2

I don't understand why console.log displays that d1 contains [100,200,300] before I even introduced these numbers. Regular for loop displays internals of d1 correctly though. Can someone please explain this behavior/bug of console.log in Google Chrome? https://jsfiddle.net/ZSvyt/

var container = {};
container["0"] = [10, 20, 30];
var d1 = container;

console.log('before console.log');
console.log(d1); // <--- IT DISPLAYS [100, 200, 300]. WHY?

// before for loop
console.log('before for loop');
for (var i = 0; i < d1["0"].length; i++) {
    console.log(d1["0"][i]);
}

container["0"] = [100, 200, 300];

console.log('after console.log');
console.log(d1);

// after for loop
console.log('after for loop');
for (var i = 0; i < d1["0"].length; i++) {
    console.log(d1["0"][i]);
}

Output:

before console.log
Object {
    0: Array[3]
}
0: Array[3] 
0: 100
1: 200
2: 300 

before for loop
10
20
30

after console.log
Object {
    0: Array[3]
}
0: Array[3] 
0: 100
1: 200
2: 300

after for loop
100
200
300
  • This will sometimes happen with nested Objects because the console's lookup can happen after the reference has been changed.

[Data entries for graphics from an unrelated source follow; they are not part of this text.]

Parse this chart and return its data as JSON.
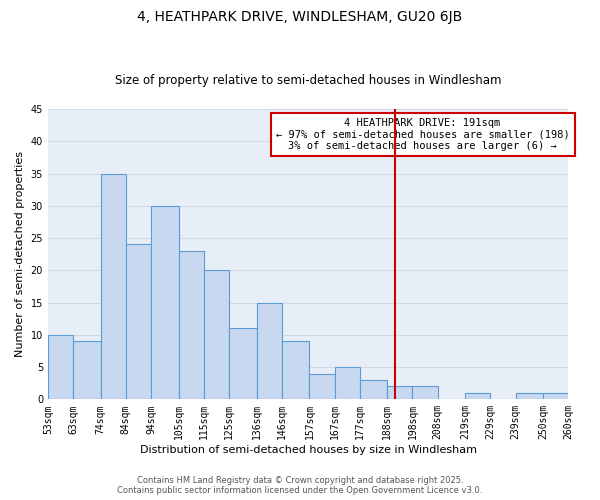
{
  "title": "4, HEATHPARK DRIVE, WINDLESHAM, GU20 6JB",
  "subtitle": "Size of property relative to semi-detached houses in Windlesham",
  "xlabel": "Distribution of semi-detached houses by size in Windlesham",
  "ylabel": "Number of semi-detached properties",
  "bins_left": [
    53,
    63,
    74,
    84,
    94,
    105,
    115,
    125,
    136,
    146,
    157,
    167,
    177,
    188,
    198,
    208,
    219,
    229,
    239,
    250
  ],
  "bins_right": [
    63,
    74,
    84,
    94,
    105,
    115,
    125,
    136,
    146,
    157,
    167,
    177,
    188,
    198,
    208,
    219,
    229,
    239,
    250,
    260
  ],
  "counts": [
    10,
    9,
    35,
    24,
    30,
    23,
    20,
    11,
    15,
    9,
    4,
    5,
    3,
    2,
    2,
    0,
    1,
    0,
    1,
    1
  ],
  "bar_facecolor": "#c8d8f0",
  "bar_edgecolor": "#5b9bd5",
  "grid_color": "#d0d8e8",
  "background_color": "#e8eef8",
  "vline_x": 191,
  "vline_color": "#cc0000",
  "annotation_title": "4 HEATHPARK DRIVE: 191sqm",
  "annotation_line1": "← 97% of semi-detached houses are smaller (198)",
  "annotation_line2": "3% of semi-detached houses are larger (6) →",
  "annotation_box_edgecolor": "#cc0000",
  "tick_labels": [
    "53sqm",
    "63sqm",
    "74sqm",
    "84sqm",
    "94sqm",
    "105sqm",
    "115sqm",
    "125sqm",
    "136sqm",
    "146sqm",
    "157sqm",
    "167sqm",
    "177sqm",
    "188sqm",
    "198sqm",
    "208sqm",
    "219sqm",
    "229sqm",
    "239sqm",
    "250sqm",
    "260sqm"
  ],
  "ylim": [
    0,
    45
  ],
  "yticks": [
    0,
    5,
    10,
    15,
    20,
    25,
    30,
    35,
    40,
    45
  ],
  "footer1": "Contains HM Land Registry data © Crown copyright and database right 2025.",
  "footer2": "Contains public sector information licensed under the Open Government Licence v3.0.",
  "title_fontsize": 10,
  "subtitle_fontsize": 8.5,
  "axis_label_fontsize": 8,
  "tick_fontsize": 7,
  "annotation_fontsize": 7.5,
  "footer_fontsize": 6
}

If it's important it's exact, use JSON – Paul S. May 10 '15 at 10:52
6

that's because what is in the console is the reference of dt not a copy.

you can copy the object and log it (the code from this question ).

or you can log the string that represents it using JSON.stringify.

console.log( JSON.stringify(dt) ); will print it as string.